Span, die Archetypen des
Berner Rock, schlagen auf ihren zwölften Album in ihrer über
20jährigen Bandgeschichte einen weiten Bogen. Das Quartett knüpft an
Bewährtem an, serviert bekannte Rock-Rhytmen und eingängige, poetische
Dialekt-Balladen, wagt aber auch Neues. Spans Taktgeber Matthias Kohli
äussert sich im SMN-Interview zur aktuellen Langspielproduktion.
SMN:
Wer den Albumtitel zum ersten Mal liest, fragt sich, was denn «Gangloff»
bedeutet und wie Span auf einen solchen Namen kommen.
Matthias Kohli:
Ursprünglich wollten wir unser Werk ja nach dem Singlesstück
«Liebefeld» taufen, doch diese Idee hatte schon die Gruppe Alboth. So
sind wir eben im wirklichen Liebefeld, einem Berner Quartier,
herumgezogen um eine Alternative zu finden. Schliesslich wurden wir bei
der Busstation «Gangloff» fündig. Das Wort dünkt uns vieldeutig, da
steckt das englische ‘the gang’ drin und das russische ‘loff’ -
man kann es auch als ‘gang, louf!’ (berndeutsch: geh, lauf!)
interpretieren.
SMN: Und worauf
führt es wirklich zurück?
Matthias Kohli:
Auf einen Bernern namens Gangel, der 1880 nach 20 Jahren
Russlandaufenthalt eben als Gangloff zurückgekehrt ist.
SMN: Das bleibt
aber eine Erklärung für Insider, denn in euren Texten nehmt ihr ja
darauf keinen Bezug.
Matthias Kohli:
Das stimmt. Für uns ausschlaggebend war mehr der gute Klang des Namens,
die Wortspielerei.
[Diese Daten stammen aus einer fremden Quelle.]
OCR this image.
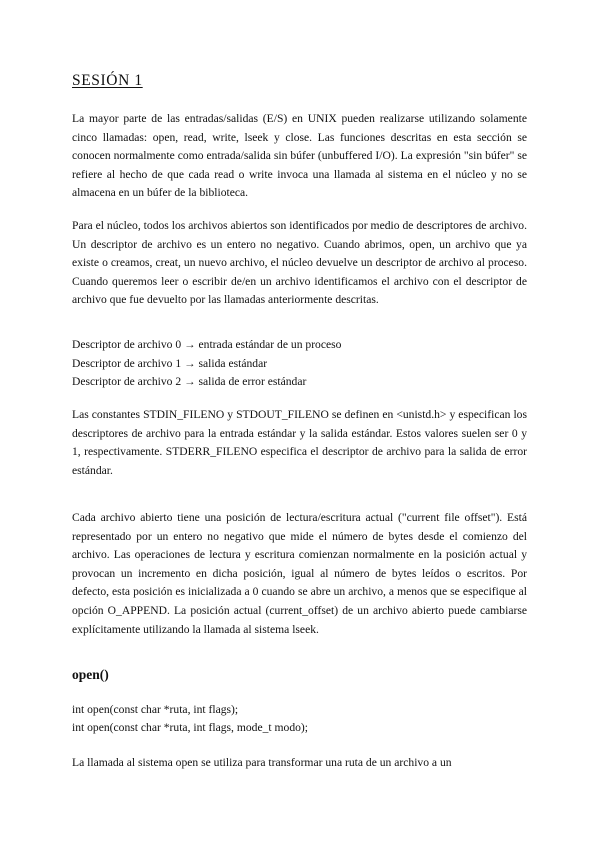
SESIÓN 1

La mayor parte de las entradas/salidas (E/S) en UNIX pueden realizarse utilizando solamente cinco llamadas: open, read, write, lseek y close. Las funciones descritas en esta sección se conocen normalmente como entrada/salida sin búfer (unbuffered I/O). La expresión "sin búfer" se refiere al hecho de que cada read o write invoca una llamada al sistema en el núcleo y no se almacena en un búfer de la biblioteca.

Para el núcleo, todos los archivos abiertos son identificados por medio de descriptores de archivo. Un descriptor de archivo es un entero no negativo. Cuando abrimos, open, un archivo que ya existe o creamos, creat, un nuevo archivo, el núcleo devuelve un descriptor de archivo al proceso. Cuando queremos leer o escribir de/en un archivo identificamos el archivo con el descriptor de archivo que fue devuelto por las llamadas anteriormente descritas.

Descriptor de archivo 0 → entrada estándar de un proceso

Descriptor de archivo 1 → salida estándar

Descriptor de archivo 2 → salida de error estándar

Las constantes STDIN_FILENO y STDOUT_FILENO se definen en <unistd.h> y especifican los descriptores de archivo para la entrada estándar y la salida estándar. Estos valores suelen ser 0 y 1, respectivamente. STDERR_FILENO especifica el descriptor de archivo para la salida de error estándar.

Cada archivo abierto tiene una posición de lectura/escritura actual ("current file offset"). Está representado por un entero no negativo que mide el número de bytes desde el comienzo del archivo. Las operaciones de lectura y escritura comienzan normalmente en la posición actual y provocan un incremento en dicha posición, igual al número de bytes leídos o escritos. Por defecto, esta posición es inicializada a 0 cuando se abre un archivo, a menos que se especifique al opción O_APPEND. La posición actual (current_offset) de un archivo abierto puede cambiarse explícitamente utilizando la llamada al sistema lseek.

open()

int open(const char *ruta, int flags);

int open(const char *ruta, int flags, mode_t modo);

La llamada al sistema open se utiliza para transformar una ruta de un archivo a un
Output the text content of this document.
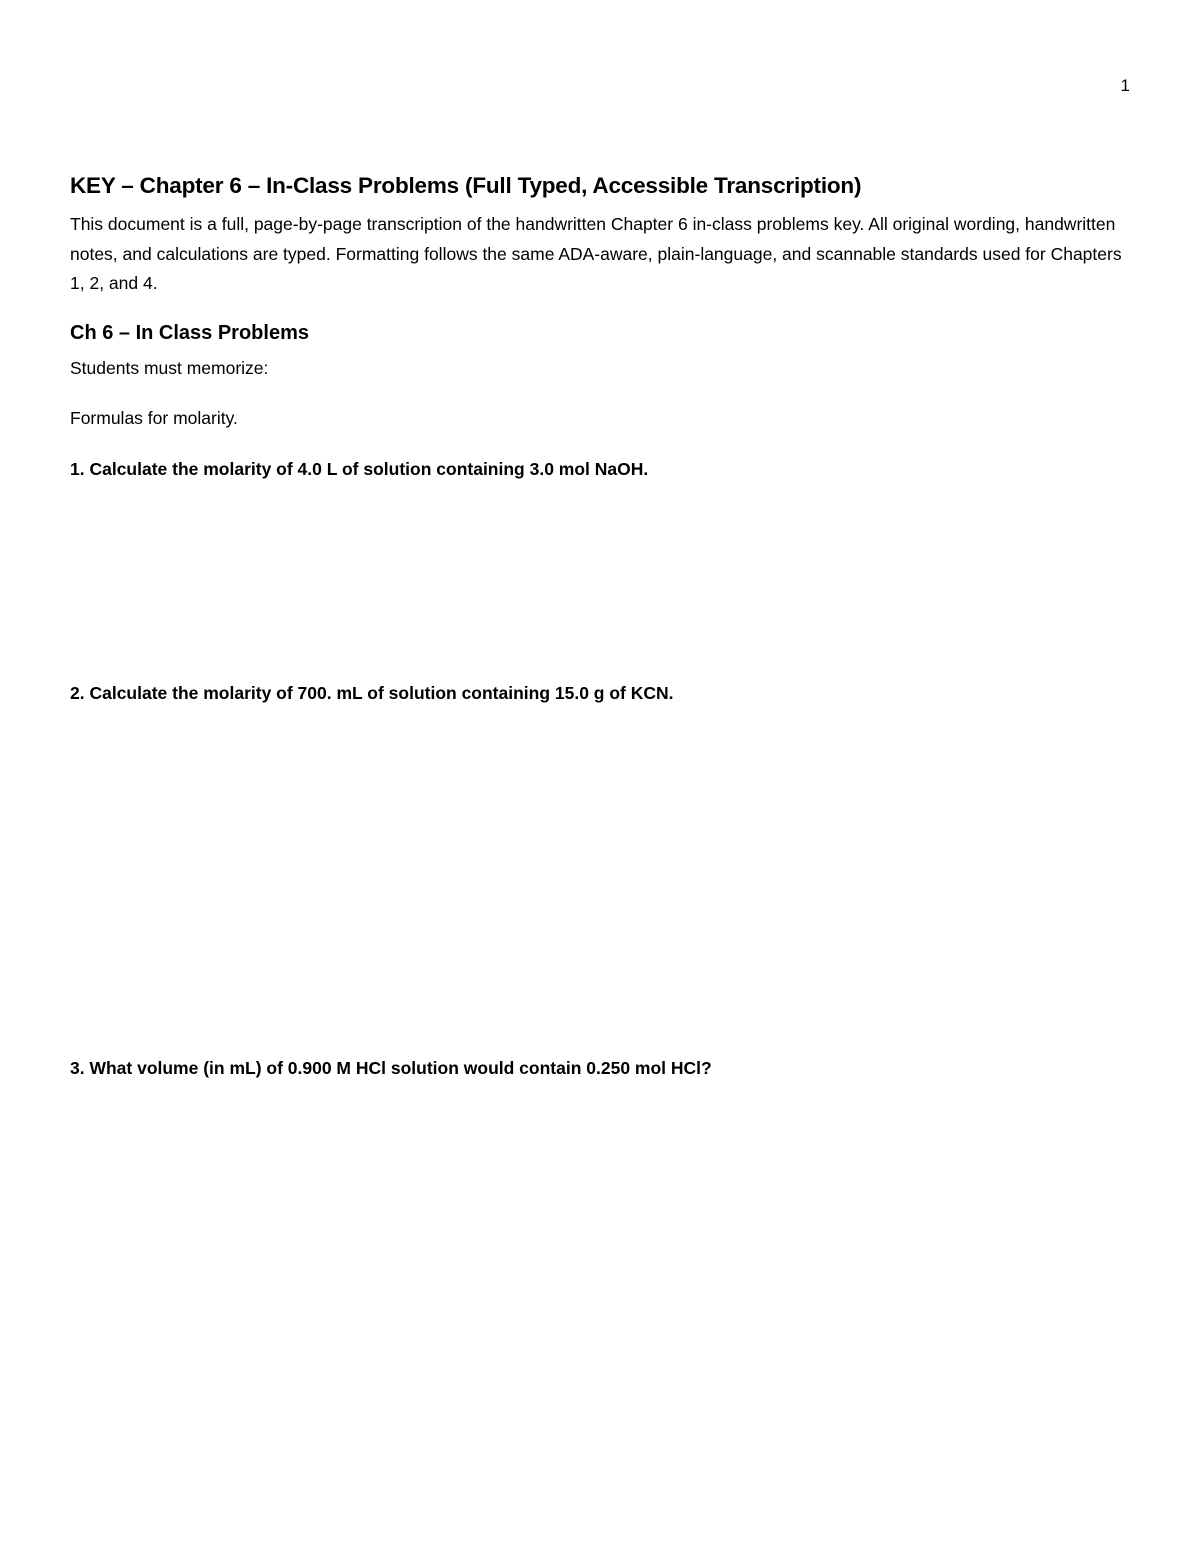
1
KEY – Chapter 6 – In-Class Problems (Full Typed, Accessible Transcription)

This document is a full, page-by-page transcription of the handwritten Chapter 6 in-class problems key. All original wording, handwritten notes, and calculations are typed. Formatting follows the same ADA-aware, plain-language, and scannable standards used for Chapters 1, 2, and 4.

Ch 6 – In Class Problems

Students must memorize:

Formulas for molarity.

1. Calculate the molarity of 4.0 L of solution containing 3.0 mol NaOH.

2. Calculate the molarity of 700. mL of solution containing 15.0 g of KCN.

3. What volume (in mL) of 0.900 M HCl solution would contain 0.250 mol HCl?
Übrigens wurde die Haltestelle inzwischen durch
einen S-Bahnstop ersetzt, der ganz anders heisst. Ortsbezeichnungen als
Song- oder Albumtitel zu wählen, hat ja in Bern seine gute Tradition.
SMN: Zwischen
Tradition und Moderne pendelt auch eure Musik - vor allem wenn man die
ganze Bandgeschichte verfolgt. Auf «Gangloff» greift ihr als Berner
Ur-Rocker auf Bewährtes zurück und doch sucht ihr Anschluss an Neues.
Matthias Kohli:
Wir haben tatsächlich neue Sounds ausprobiert, haben mit Loops
gearbeitet - zum Beispiel in «Liebefeld» - und lassen Hip-Hop-Elemente
einfliessen. Daneben pflegen wir aber auch den Berner Rock gehörig. Das
wir etwas anders tönen als auf den Vorgängeralben hat auch damit zu
tun, dass wir zusammen mit unserem Produzenten Ron Kurz sehr lange daran
gewerkelt haben. Wir nahmen es viel genauer als auch schon, achteten
mehr auf das Zusammenspiel.
SMN: Ist es ein
Zufall, das manchmal Züri West-Klänge durchschimmern?
Matthias Kohli: Ja
und nein: Wir haben uns an Musikformen, Phrasierungen und einer Rhythmik
orientiert, die auch Züri West gut finden. Doch bewusst imitiert haben
wir unsere Kollegen nicht. Dennoch waren wir selber etwas überrascht,
wie nahe wir beieinander liegen.
SMN: Inspiration
kam offenbar auch aus der Schatztruhe der Schweizer Pop- und Rockmusik:
Wie ist es dazu gekommen, dass Span sich an eine Neufassung des
legendären «Campari Soda» gewagt haben, ein Stück, mit dem die
Zürcher Gruppe Taxi in den 70ern weit herum Sympathien fand?
Matthias Kohli:
Das geht zurück auf unsere Idee, an den Berner Songtagen nicht eigene,
sondern Stücke anderer Schweizer Gruppen zu interpretieren. «Campari
Soda» gehörte zum damaligen Liverepertoire und fand sowohl in der Band
als auch beim Publikum so grosse Zustimmung, dass wir es nun in das
Album genommen haben. Das ist auch eine Erinnerung an unsere eigene
Vergangenheit, immerhin sind wir ja alt genug, dass wir den Hit von
Dominique Grandjean damals noch selber mitbekommen haben. Damit spannen
wir einen weiteren Bogen, nämlich den zur Geschichte unserer Szene.
SMN: Dieses
Interview wird auf Internet publiziert. Auch die Band Span leistet sich
auf diesem Medium eine eigene Präsenz. Was bietet www.spanonline.ch?
Matthias Kohli:
Die Seite wurde uns von einem Freak (und Fan) eingerichtet, da haben wir
selber gar nicht viel beigesteuert. Jedenfalls werden dort auch
Soundbeispiele aus früheren und der aktuellen Produktion zugänglich
gemacht. Über einen Besuch freuen wir uns natürlich!
SMN: Zum Schluss
noch ein Wort zu den nächsten Span-Plänen?
Matthias Kohli:
Als «alte Livetruppe» geben wir landauf und landab Konzerte,
hoffentlich auch an einigen diesjährigen Open Airs. Wir spielen dort
Bekanntes aus unserem über 20jährigen Repertoire und natürlich viel
aus der neuen Platte – und wir hoffen, dass sich diese gut verkauft.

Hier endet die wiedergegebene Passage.